Stranger in the Night:
The Story of Sinatra and Hoboken and What Went Wrong
By Anthony De Palma, Jr.

A Myth Debunked: Everybody Booed and Threw Fruit

Hoboken doesn't resent Sinatra's success, but people are bothered, and a bit ashamed, that he never came back. There had to be a reason, and when Sinatra himself never publicly admitted anything, they came up with their own. Fred Tamburro, and some other Hoboken characters who tried to hit Sinatra for favors, often get the blame. Choosing Tamby as the scapegoat somehow makes the rebuke easier to accept. "Those guys think they owned Sinatra, and they always wanted something from him," the others say. "No wonder he never came back."

Other tales, loosely based on the truth, are told, but over the years they have been shaded with more legend than fact. "Oh, it was the parade they gave Sinatra," goes one of them. "Everybody booed and threw fruit. He swore he'd never come back after that."

That explanation for Sinatra's thirty-year estrangement from Hoboken is so commonly offered that even some of those who attended the parade now doubt what they saw back in 1947, just a few months after Fred M. DeSapio, a Hoboken businessman, had succeeded in bucking the Hudson County political machine by upsetting Bernard McFeely in the mayoral election. DeSapio won with the help of Dolly Sinatra, who by then was as well known in Hoboken as her son. By late September, part of DeSapio's reform team had started to splinter off, forming its own coalition, and the new mayor, looking at a postwar Hoboken and the beginnings of a thirty-year ride on the skids that would ravage the city, needed a big boost. He rallied the local chamber of commerce to show off Hoboken in a March of Progress celebration that would last the entire month of October. DeSapio saved his trump card for last, squeezing every bit of advantage from the scheduled appearance on October 30 of Frank Sinatra. His faithful ward leader had not let him down.

What actually transpired that day, the only official Sinatra Day Hoboken ever had, differs substantially from the legend. The day before Halloween in 1947 was wet and gloomy. Despite a heavy downpour, the crowds began gathering at City Hall in the early afternoon, and by 7 P.M., some 20,000 people lined Washington Street, waiting for the parade they were not even sure was still going to happen. Sinatra, in a trenchcoat, finally arrived at City Hall, determined to take that ride down the main drag of his hometown in a fire engine driven by his dad. Hoboken organizers were stunned by the crush of photographers and reporters who crowded into City Hall, but they somehow managed to complete a photo session and to present Sinatra with a roughly cut wooden key to the city from "the hearts of the citizens of Hoboken, New Jersey."

Standing on the steps of City Hall, just around the corner from the Hudson Observer offices where he had worked as a copy boy, Sinatra blushed and told the crowd in the best, hero-returns-home fashion, "Gosh, little did I think when I worked for the Obby that I'd be greeted like this." He reached out to the crowds jumping and screaming in front of him, his fans from all over the metropolitan area mixed with his old babysitters, his stickball second baseman, his old gang. "You know," he told them, "I've met people in cities all over the country but folks here in Hoboken, well, they're just wonderful - that's all."

Sinatra weaved through the crowd and jumped on the fire engine with his father.

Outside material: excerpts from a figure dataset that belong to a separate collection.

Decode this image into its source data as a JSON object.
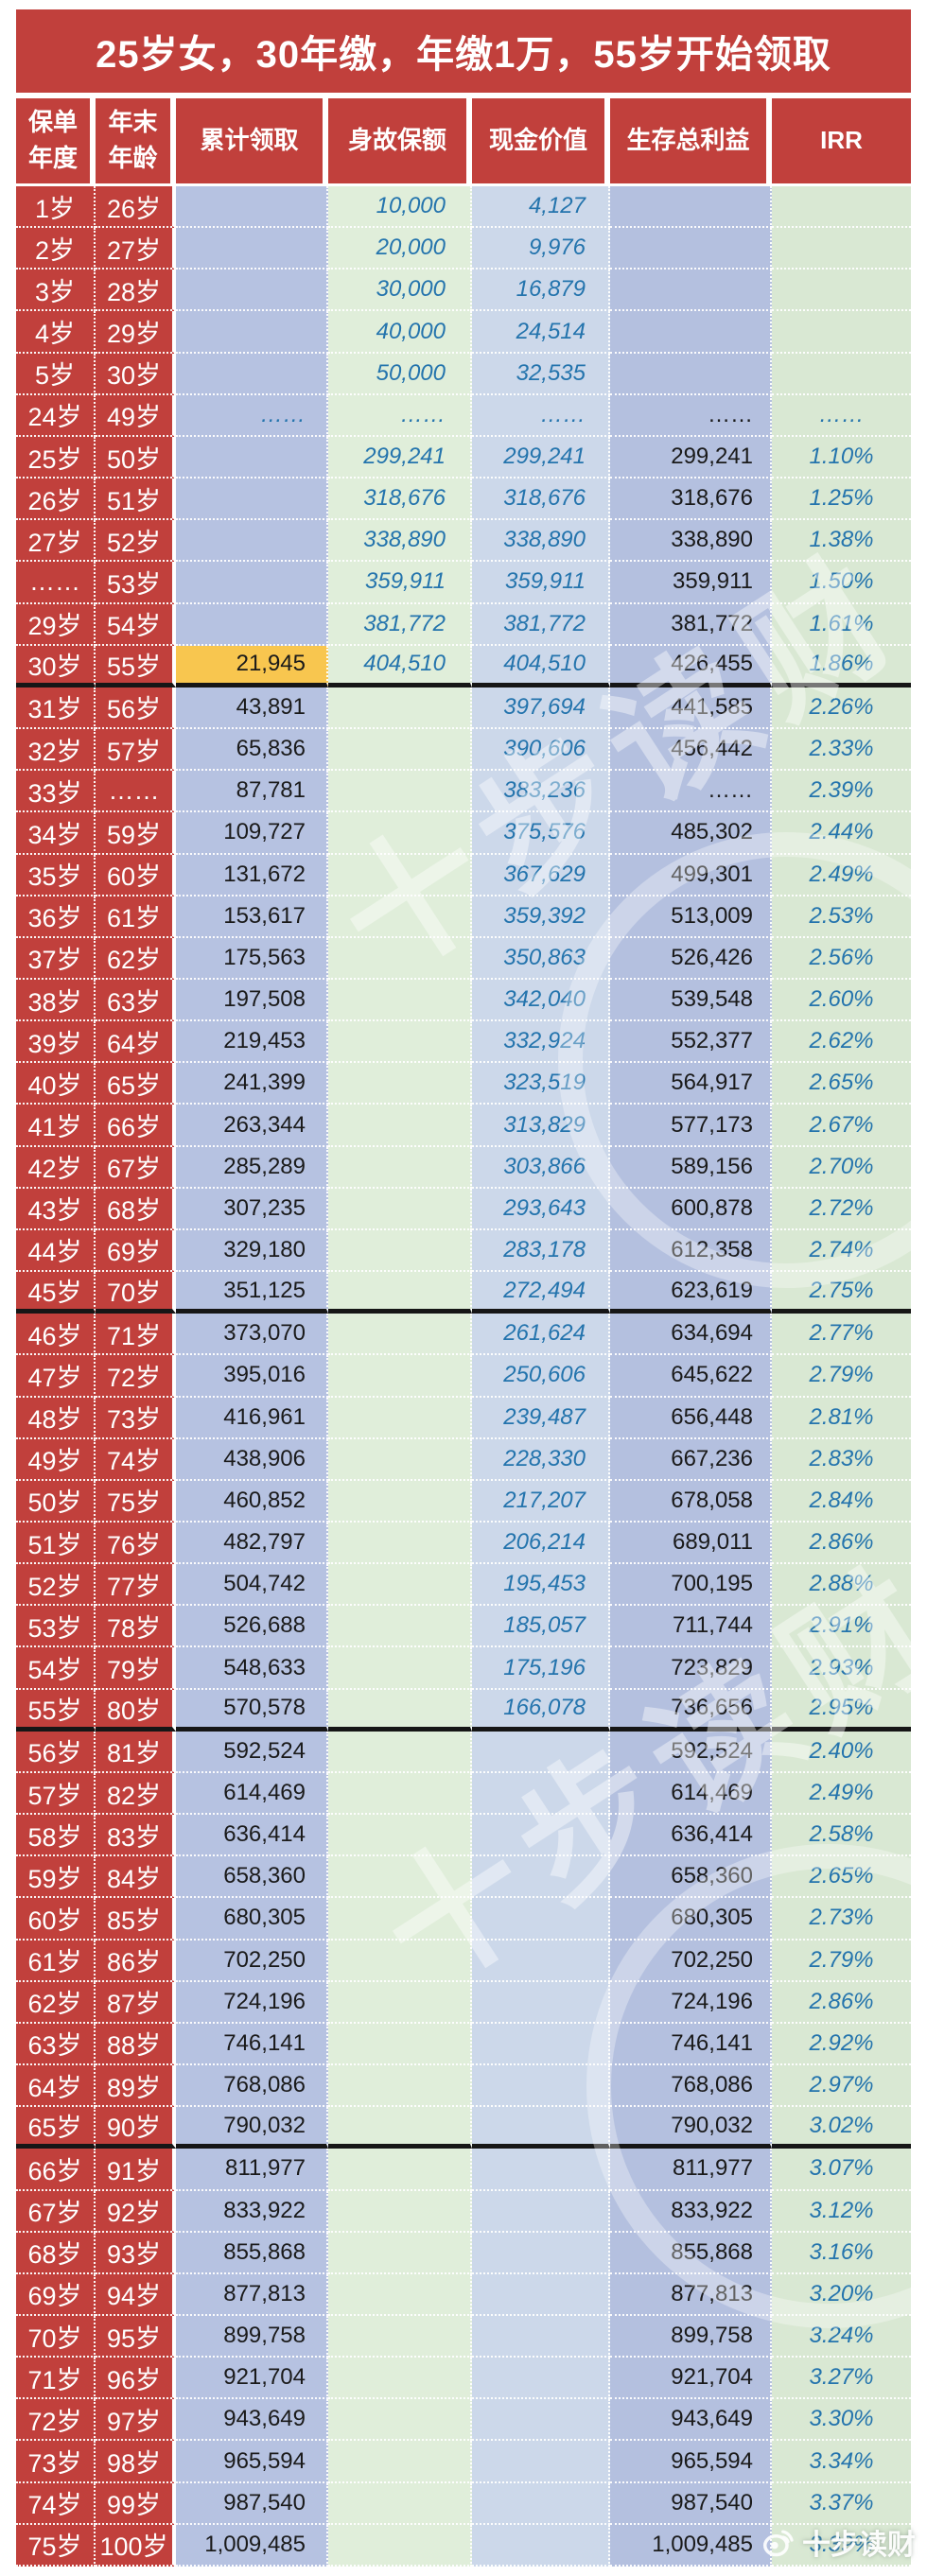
{
  "colors": {
    "red": "#c1403c",
    "col_cumulative_bg": "#b6c2e1",
    "col_death_bg": "#e0eeda",
    "col_cash_bg": "#ccd8ea",
    "col_total_bg": "#b4c0df",
    "col_irr_bg": "#d9e8d3",
    "highlight": "#f8c64f",
    "num_blue": "#2474ad",
    "num_black": "#1a1a1a"
  },
  "watermark": {
    "brand": "十步读财"
  },
  "chart_data": {
    "type": "table",
    "title": "25岁女，30年缴，年缴1万，55岁开始领取",
    "columns": [
      "保单\n年度",
      "年末\n年龄",
      "累计领取",
      "身故保额",
      "现金价值",
      "生存总利益",
      "IRR"
    ],
    "section_break_row_indexes": [
      11,
      26,
      36,
      46
    ],
    "highlight": {
      "row_index": 11,
      "col_index": 2
    },
    "rows": [
      [
        "1岁",
        "26岁",
        "",
        "10,000",
        "4,127",
        "",
        ""
      ],
      [
        "2岁",
        "27岁",
        "",
        "20,000",
        "9,976",
        "",
        ""
      ],
      [
        "3岁",
        "28岁",
        "",
        "30,000",
        "16,879",
        "",
        ""
      ],
      [
        "4岁",
        "29岁",
        "",
        "40,000",
        "24,514",
        "",
        ""
      ],
      [
        "5岁",
        "30岁",
        "",
        "50,000",
        "32,535",
        "",
        ""
      ],
      [
        "24岁",
        "49岁",
        "……",
        "……",
        "……",
        "……",
        "……"
      ],
      [
        "25岁",
        "50岁",
        "",
        "299,241",
        "299,241",
        "299,241",
        "1.10%"
      ],
      [
        "26岁",
        "51岁",
        "",
        "318,676",
        "318,676",
        "318,676",
        "1.25%"
      ],
      [
        "27岁",
        "52岁",
        "",
        "338,890",
        "338,890",
        "338,890",
        "1.38%"
      ],
      [
        "……",
        "53岁",
        "",
        "359,911",
        "359,911",
        "359,911",
        "1.50%"
      ],
      [
        "29岁",
        "54岁",
        "",
        "381,772",
        "381,772",
        "381,772",
        "1.61%"
      ],
      [
        "30岁",
        "55岁",
        "21,945",
        "404,510",
        "404,510",
        "426,455",
        "1.86%"
      ],
      [
        "31岁",
        "56岁",
        "43,891",
        "",
        "397,694",
        "441,585",
        "2.26%"
      ],
      [
        "32岁",
        "57岁",
        "65,836",
        "",
        "390,606",
        "456,442",
        "2.33%"
      ],
      [
        "33岁",
        "……",
        "87,781",
        "",
        "383,236",
        "……",
        "2.39%"
      ],
      [
        "34岁",
        "59岁",
        "109,727",
        "",
        "375,576",
        "485,302",
        "2.44%"
      ],
      [
        "35岁",
        "60岁",
        "131,672",
        "",
        "367,629",
        "499,301",
        "2.49%"
      ],
      [
        "36岁",
        "61岁",
        "153,617",
        "",
        "359,392",
        "513,009",
        "2.53%"
      ],
      [
        "37岁",
        "62岁",
        "175,563",
        "",
        "350,863",
        "526,426",
        "2.56%"
      ],
      [
        "38岁",
        "63岁",
        "197,508",
        "",
        "342,040",
        "539,548",
        "2.60%"
      ],
      [
        "39岁",
        "64岁",
        "219,453",
        "",
        "332,924",
        "552,377",
        "2.62%"
      ],
      [
        "40岁",
        "65岁",
        "241,399",
        "",
        "323,519",
        "564,917",
        "2.65%"
      ],
      [
        "41岁",
        "66岁",
        "263,344",
        "",
        "313,829",
        "577,173",
        "2.67%"
      ],
      [
        "42岁",
        "67岁",
        "285,289",
        "",
        "303,866",
        "589,156",
        "2.70%"
      ],
      [
        "43岁",
        "68岁",
        "307,235",
        "",
        "293,643",
        "600,878",
        "2.72%"
      ],
      [
        "44岁",
        "69岁",
        "329,180",
        "",
        "283,178",
        "612,358",
        "2.74%"
      ],
      [
        "45岁",
        "70岁",
        "351,125",
        "",
        "272,494",
        "623,619",
        "2.75%"
      ],
      [
        "46岁",
        "71岁",
        "373,070",
        "",
        "261,624",
        "634,694",
        "2.77%"
      ],
      [
        "47岁",
        "72岁",
        "395,016",
        "",
        "250,606",
        "645,622",
        "2.79%"
      ],
      [
        "48岁",
        "73岁",
        "416,961",
        "",
        "239,487",
        "656,448",
        "2.81%"
      ],
      [
        "49岁",
        "74岁",
        "438,906",
        "",
        "228,330",
        "667,236",
        "2.83%"
      ],
      [
        "50岁",
        "75岁",
        "460,852",
        "",
        "217,207",
        "678,058",
        "2.84%"
      ],
      [
        "51岁",
        "76岁",
        "482,797",
        "",
        "206,214",
        "689,011",
        "2.86%"
      ],
      [
        "52岁",
        "77岁",
        "504,742",
        "",
        "195,453",
        "700,195",
        "2.88%"
      ],
      [
        "53岁",
        "78岁",
        "526,688",
        "",
        "185,057",
        "711,744",
        "2.91%"
      ],
      [
        "54岁",
        "79岁",
        "548,633",
        "",
        "175,196",
        "723,829",
        "2.93%"
      ],
      [
        "55岁",
        "80岁",
        "570,578",
        "",
        "166,078",
        "736,656",
        "2.95%"
      ],
      [
        "56岁",
        "81岁",
        "592,524",
        "",
        "",
        "592,524",
        "2.40%"
      ],
      [
        "57岁",
        "82岁",
        "614,469",
        "",
        "",
        "614,469",
        "2.49%"
      ],
      [
        "58岁",
        "83岁",
        "636,414",
        "",
        "",
        "636,414",
        "2.58%"
      ],
      [
        "59岁",
        "84岁",
        "658,360",
        "",
        "",
        "658,360",
        "2.65%"
      ],
      [
        "60岁",
        "85岁",
        "680,305",
        "",
        "",
        "680,305",
        "2.73%"
      ],
      [
        "61岁",
        "86岁",
        "702,250",
        "",
        "",
        "702,250",
        "2.79%"
      ],
      [
        "62岁",
        "87岁",
        "724,196",
        "",
        "",
        "724,196",
        "2.86%"
      ],
      [
        "63岁",
        "88岁",
        "746,141",
        "",
        "",
        "746,141",
        "2.92%"
      ],
      [
        "64岁",
        "89岁",
        "768,086",
        "",
        "",
        "768,086",
        "2.97%"
      ],
      [
        "65岁",
        "90岁",
        "790,032",
        "",
        "",
        "790,032",
        "3.02%"
      ],
      [
        "66岁",
        "91岁",
        "811,977",
        "",
        "",
        "811,977",
        "3.07%"
      ],
      [
        "67岁",
        "92岁",
        "833,922",
        "",
        "",
        "833,922",
        "3.12%"
      ],
      [
        "68岁",
        "93岁",
        "855,868",
        "",
        "",
        "855,868",
        "3.16%"
      ],
      [
        "69岁",
        "94岁",
        "877,813",
        "",
        "",
        "877,813",
        "3.20%"
      ],
      [
        "70岁",
        "95岁",
        "899,758",
        "",
        "",
        "899,758",
        "3.24%"
      ],
      [
        "71岁",
        "96岁",
        "921,704",
        "",
        "",
        "921,704",
        "3.27%"
      ],
      [
        "72岁",
        "97岁",
        "943,649",
        "",
        "",
        "943,649",
        "3.30%"
      ],
      [
        "73岁",
        "98岁",
        "965,594",
        "",
        "",
        "965,594",
        "3.34%"
      ],
      [
        "74岁",
        "99岁",
        "987,540",
        "",
        "",
        "987,540",
        "3.37%"
      ],
      [
        "75岁",
        "100岁",
        "1,009,485",
        "",
        "",
        "1,009,485",
        "3.39%"
      ]
    ]
  }
}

Overloaded with photographers who clung to the side of the engine, Sinatra and company made their way slowly down Washington Street. Cheers went up as they approached. Occasionally, Sinatra shouted to a recognized old buddy. "Hi, Gus. How ya doing?"

By the time the parade reached Eleventh Street, the rain had become too much, and Sinatra hopped off the engine and into Mayor DeSapio's car for a retreat to City Hall. Most of the program - an awards presentation at Veterans' Field, an address at Joseph F. Brandt school - had to be canceled. It was ten o'clock, and Sinatra had to be in Madison Square Garden for a Bellevue Hospital benefit by eleven. He made his apologies and left, and the crowds still waiting at the field and school had to be told he wasn't coming. They groused a bit, but understood.

Both local newspapers carried stories on the parade and reported that the crowds were exhilarated at their brief glimpse of Frankie. Even the gossipy fan magazines were there, and although they probably would have loved to report that the crowds booed and threw fruit, they mentioned only screams and excitement coming from the rainsoaked mob. The booing story that has made the rounds so frequently in Hoboken that it is now considered truth was phony. And, in fact, Sinatra returned to play Hoboken one more time. In so doing he provided the city with the basis for yet another legend about the last time he came home.